Laut _DUDEN Grammatik_ (8. Auflage) müssten das "*adverbiale Akkusative*" sein: 
Dort wird nämlich auf der vorletzten Seite folgender Beispielssatz angeführt:
"Am liebsten würde ich [den ganzen Tag] in der Sonne liegen."


----------



## kayokid

As I learned it this was called "accusative of definite time."


----------



## osa_menor

Captain Lars said:


> El atributo en la oración que mencionas es "krank". "Letzen Monat" es un complemento circunstancial de tiempo en el que se omite la preposición "im", que rige, efectivamente, el dativo.
> 
> "Letzten Monat" und "nächsten Monat" sind Dativ, "letztes Jahr" ist Nominativ.
> 
> Gruß



Hola a todos: 

Da ich gerade Spanisch lerne, bin ich in diesem Forum gelandet. 
Weil das Deutsche meine Muttersprache ist, denke ich nicht mehr über die Regeln nach.
Aber hier möchte ich Glockenblume  Recht geben.

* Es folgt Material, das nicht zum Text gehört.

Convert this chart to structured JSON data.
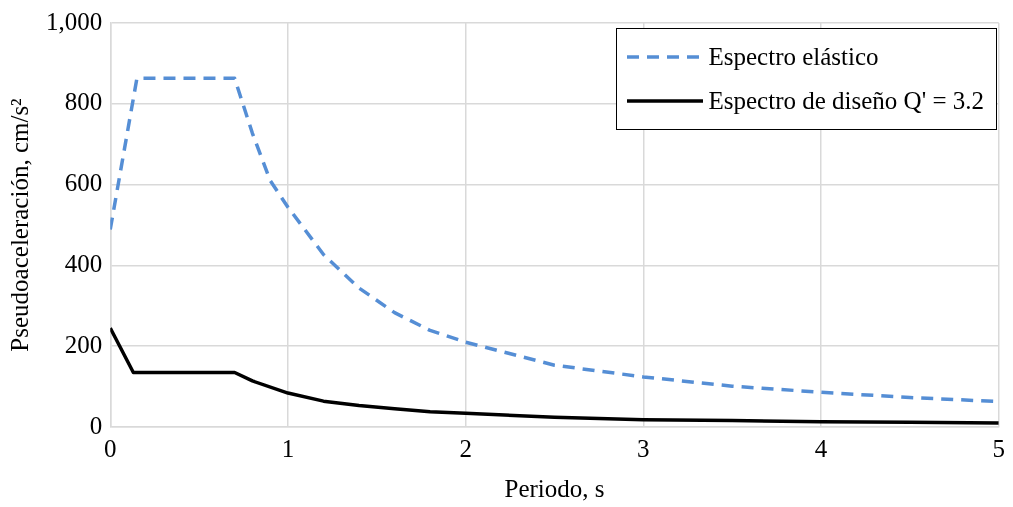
{
  "chart_data": {
    "type": "line",
    "xlabel": "Periodo, s",
    "ylabel": "Pseudoaceleración, cm/s²",
    "xlim": [
      0,
      5
    ],
    "xticks": [
      0,
      1,
      2,
      3,
      4,
      5
    ],
    "ylim": [
      0,
      1000
    ],
    "yticks": [
      0,
      200,
      400,
      600,
      800,
      {
        "value": 1000,
        "label": "1,000"
      }
    ],
    "grid": true,
    "legend": "top right",
    "marker": "none",
    "series": [
      {
        "name": "Espectro elástico",
        "color": "#558ed5",
        "line_style": "dashed",
        "x": [
          0,
          0.15,
          0.7,
          0.8,
          0.9,
          1,
          1.2,
          1.4,
          1.6,
          1.8,
          2,
          2.5,
          3,
          3.5,
          4,
          4.5,
          5
        ],
        "values": [
          489,
          863,
          863,
          727,
          610,
          544,
          427,
          344,
          283,
          239,
          210,
          153,
          124,
          101,
          86,
          73,
          63
        ]
      },
      {
        "name": "Espectro de diseño Q' = 3.2",
        "color": "#000000",
        "line_style": "solid",
        "x": [
          0,
          0.13,
          0.7,
          0.8,
          1,
          1.2,
          1.4,
          1.6,
          1.8,
          2,
          2.5,
          3,
          3.5,
          4,
          4.5,
          5
        ],
        "values": [
          245,
          135,
          135,
          114,
          84,
          64,
          53,
          45,
          38,
          34,
          24,
          18,
          16,
          13,
          12,
          10
        ]
      }
    ]
  }
}
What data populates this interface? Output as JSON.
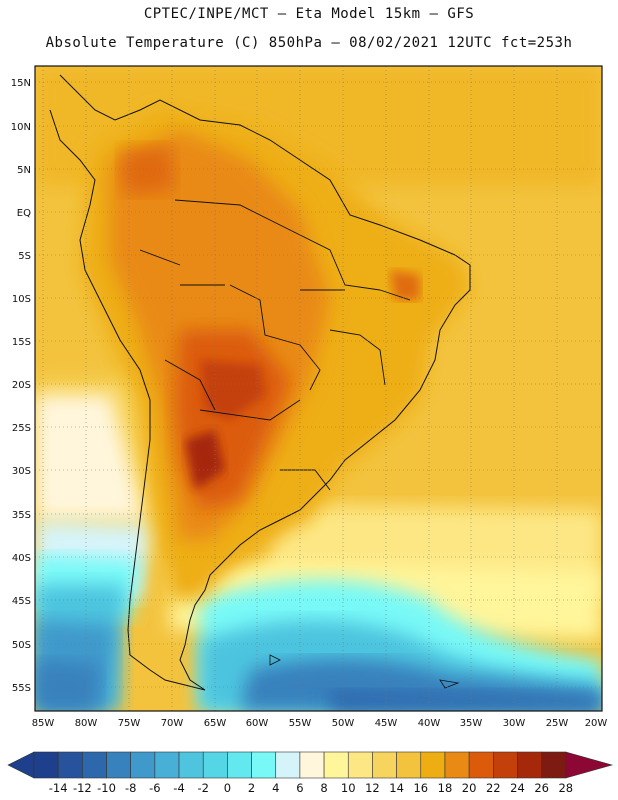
{
  "title": {
    "line1": "CPTEC/INPE/MCT –  Eta Model 15km – GFS",
    "line2": "Absolute Temperature (C) 850hPa – 08/02/2021 12UTC fct=253h"
  },
  "map": {
    "lat_labels": [
      "15N",
      "10N",
      "5N",
      "EQ",
      "5S",
      "10S",
      "15S",
      "20S",
      "25S",
      "30S",
      "35S",
      "40S",
      "45S",
      "50S",
      "55S"
    ],
    "lon_labels": [
      "85W",
      "80W",
      "75W",
      "70W",
      "65W",
      "60W",
      "55W",
      "50W",
      "45W",
      "40W",
      "35W",
      "30W",
      "25W",
      "20W"
    ]
  },
  "colorbar": {
    "labels": [
      "-14",
      "-12",
      "-10",
      "-8",
      "-6",
      "-4",
      "-2",
      "0",
      "2",
      "4",
      "6",
      "8",
      "10",
      "12",
      "14",
      "16",
      "18",
      "20",
      "22",
      "24",
      "26",
      "28"
    ],
    "colors": [
      "#1e3f8c",
      "#27539c",
      "#2d68ad",
      "#3781bd",
      "#3f99cb",
      "#48afd6",
      "#4ec4df",
      "#55d6e6",
      "#62e8ee",
      "#78f9f7",
      "#d5f4fa",
      "#fff6dc",
      "#fff59a",
      "#fde785",
      "#f7d45e",
      "#f3c33e",
      "#eeae12",
      "#e98a14",
      "#dc5b0a",
      "#c4400a",
      "#a5280a",
      "#7d1a12",
      "#8c0733"
    ]
  }
}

"letzten Monat" kann auch von "den letzten Monat" kommen und dann hätten wir den Akkusativ.
"letztes Jahr" entsprechend "das letzte Jahr" (wen oder was) auch Akkusativ. 

Beispiele:
"Den letzten und den vorletzten Monat konnte ich nicht arbeiten."
"Das letzte Jahr war ich arbeitsunfähig. "
So sehe ich das.

Saludos


----------



## Captain Lars

Es kann auch durchaus sein, dass es Akkusativ ist, und nicht Dativ. Es ist schon so lange her, dass ich Deutsch gelernt habe.


----------



## osa_menor

De acuerdo, pero para los estudiantes es muy importante. Lo sé, aprendiendo una lengua.  
Saludos


----------